- The Washington Times - Saturday, September 20, 2008

SEOUL | North Korea escalated its renewed confrontation with the U.S. on Friday, saying it is moving to restore a nuclear reactor and warning it “will go its own way” because Washington refuses to remove it from the U.S. terror blacklist.

The announcement was the communist regime’s first confirmation it has started undoing the shutdown of its nuclear program begun last November under an atomic disarmament deal that promised energy aid to the impoverished nation.

Its threat came amid reports that leader Kim Jong-il suffered a stroke, news that has fueled worries about instability in North Korea.

Analysts noted, however, that Pyongyang has a history of taking a hard line in negotiations to press for further concessions. They said the North didn’t appear to be seeking to scuttle six-nation talks since its envoys went ahead with a meeting with South Korean diplomats Friday.

Pyongyang blamed Washington for the turnaround, saying the U.S. refusal to remove North Korea from a list of states that sponsor terrorism violated the agreement by the U.S., the two Koreas, China, Japan and Russia.

State Department spokesman Sean McCormack told reporters in Washington that the North has been “getting closer and closer” to the point where it can restart its Yongbyon reactor.

“We would urge them not to get to that point,” he said.

Asked why the North should deal with the Bush administration in its final months, Mr.
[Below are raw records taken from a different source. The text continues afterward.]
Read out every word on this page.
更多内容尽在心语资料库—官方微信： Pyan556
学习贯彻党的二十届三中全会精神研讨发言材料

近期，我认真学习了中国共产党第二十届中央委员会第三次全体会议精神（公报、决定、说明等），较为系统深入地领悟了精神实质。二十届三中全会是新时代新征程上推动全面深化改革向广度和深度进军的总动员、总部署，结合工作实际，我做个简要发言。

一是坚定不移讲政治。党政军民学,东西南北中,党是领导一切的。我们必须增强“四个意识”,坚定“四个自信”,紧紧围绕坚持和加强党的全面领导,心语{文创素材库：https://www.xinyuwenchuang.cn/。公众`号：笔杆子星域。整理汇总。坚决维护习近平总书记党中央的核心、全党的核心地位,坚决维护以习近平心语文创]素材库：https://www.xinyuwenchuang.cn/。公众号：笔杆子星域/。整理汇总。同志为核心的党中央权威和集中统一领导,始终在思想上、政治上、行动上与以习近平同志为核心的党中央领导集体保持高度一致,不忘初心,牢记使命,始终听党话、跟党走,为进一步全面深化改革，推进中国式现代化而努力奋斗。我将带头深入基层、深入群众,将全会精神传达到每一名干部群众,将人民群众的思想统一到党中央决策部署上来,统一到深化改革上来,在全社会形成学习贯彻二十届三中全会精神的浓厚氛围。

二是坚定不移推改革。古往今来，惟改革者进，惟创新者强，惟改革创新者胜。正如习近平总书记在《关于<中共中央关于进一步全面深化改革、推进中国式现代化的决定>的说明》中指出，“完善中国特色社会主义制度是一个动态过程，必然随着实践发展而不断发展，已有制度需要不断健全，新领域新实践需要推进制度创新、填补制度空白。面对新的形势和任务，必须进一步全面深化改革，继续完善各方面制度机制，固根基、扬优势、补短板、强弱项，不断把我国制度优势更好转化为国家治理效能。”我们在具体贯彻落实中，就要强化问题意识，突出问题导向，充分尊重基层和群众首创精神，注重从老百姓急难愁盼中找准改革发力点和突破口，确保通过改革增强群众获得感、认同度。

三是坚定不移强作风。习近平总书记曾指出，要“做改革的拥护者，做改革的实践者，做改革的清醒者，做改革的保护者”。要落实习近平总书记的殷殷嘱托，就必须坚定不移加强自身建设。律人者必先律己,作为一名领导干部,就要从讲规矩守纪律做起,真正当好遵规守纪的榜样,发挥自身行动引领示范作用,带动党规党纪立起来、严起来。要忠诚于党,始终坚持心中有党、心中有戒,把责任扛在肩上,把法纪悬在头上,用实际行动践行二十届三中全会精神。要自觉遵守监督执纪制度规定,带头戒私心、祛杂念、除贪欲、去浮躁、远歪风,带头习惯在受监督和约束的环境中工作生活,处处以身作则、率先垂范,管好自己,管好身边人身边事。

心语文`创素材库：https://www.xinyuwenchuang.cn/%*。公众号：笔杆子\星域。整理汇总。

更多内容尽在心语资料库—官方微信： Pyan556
McCormack said, “I don’t know who the next president, who the next secretary of state is going to be, but I would wager that they’re not going to get a much different deal from the next administration.”

North Korea’s stand focuses on U.S. insistence that Pyongyang accept a plan for international verification of its June report on nuclear facilities. The North rejected the demand as an attempt to unilaterally disarm the country.

“Now that the United States‘ true colors have been brought to light, we neither wish nor expect to be delisted as a ‘state sponsor of terrorist,’” the Foreign Ministry said in a statement carried by the country’s official Korean Central News Agency.

North Korea “will go its own way,” it warned.

Eight of 11 key steps toward disabling Yongbyon had been completed, but “work has been under way to restore its nuclear facilities in Yongbyon to their original state since some time ago,” the statement said.

Earlier in the day, North Korean diplomat Hyun Hak Bong warned Washington not to press the verification issue.

The detailed, four-page outline of the verification process sought by Washington calls for a thorough inspection, soil samples, interviews with scientists and possible involvement of the United Nations’ nuclear agency.

Notoriously reclusive North Korea objects to having to prove its declaration of nuclear facilities, saying verification was never part of the disarmament-for-aid deal.

“The U.S. is insisting that we accept unilateral demands that had not been agreed upon. They want to go anywhere at any time to collect samples and carry out examinations with measuring equipment,” Mr. Hyun said. “That means they intend to force an inspection.”

Mr. Hyun then sat down with South Korean officials to discuss getting energy aid to the North as part of the disarmament deal.

During the meeting, South Korea urged the North to resume disabling its nuclear facilities, but the North repeated its position on verification and the terror list, said a South Korean official, who spoke on the condition of anonymity in line with department policy.

The tactic is not unusual for the North, analysts said.

“This is aimed at pressuring the United States,” said Yang Moo-jin, a professor at Seoul’s University of North Korean Studies.

Pyongyang does not appear to want to break off the disarmament process, said Koh Yu-hwan, a North Korea expert at Seoul’s Dongguk University.

“The North is sending a message that it wants to maintain the six-party talks,” he said. “The North also wants to get the remaining energy aid with winter drawing closer.”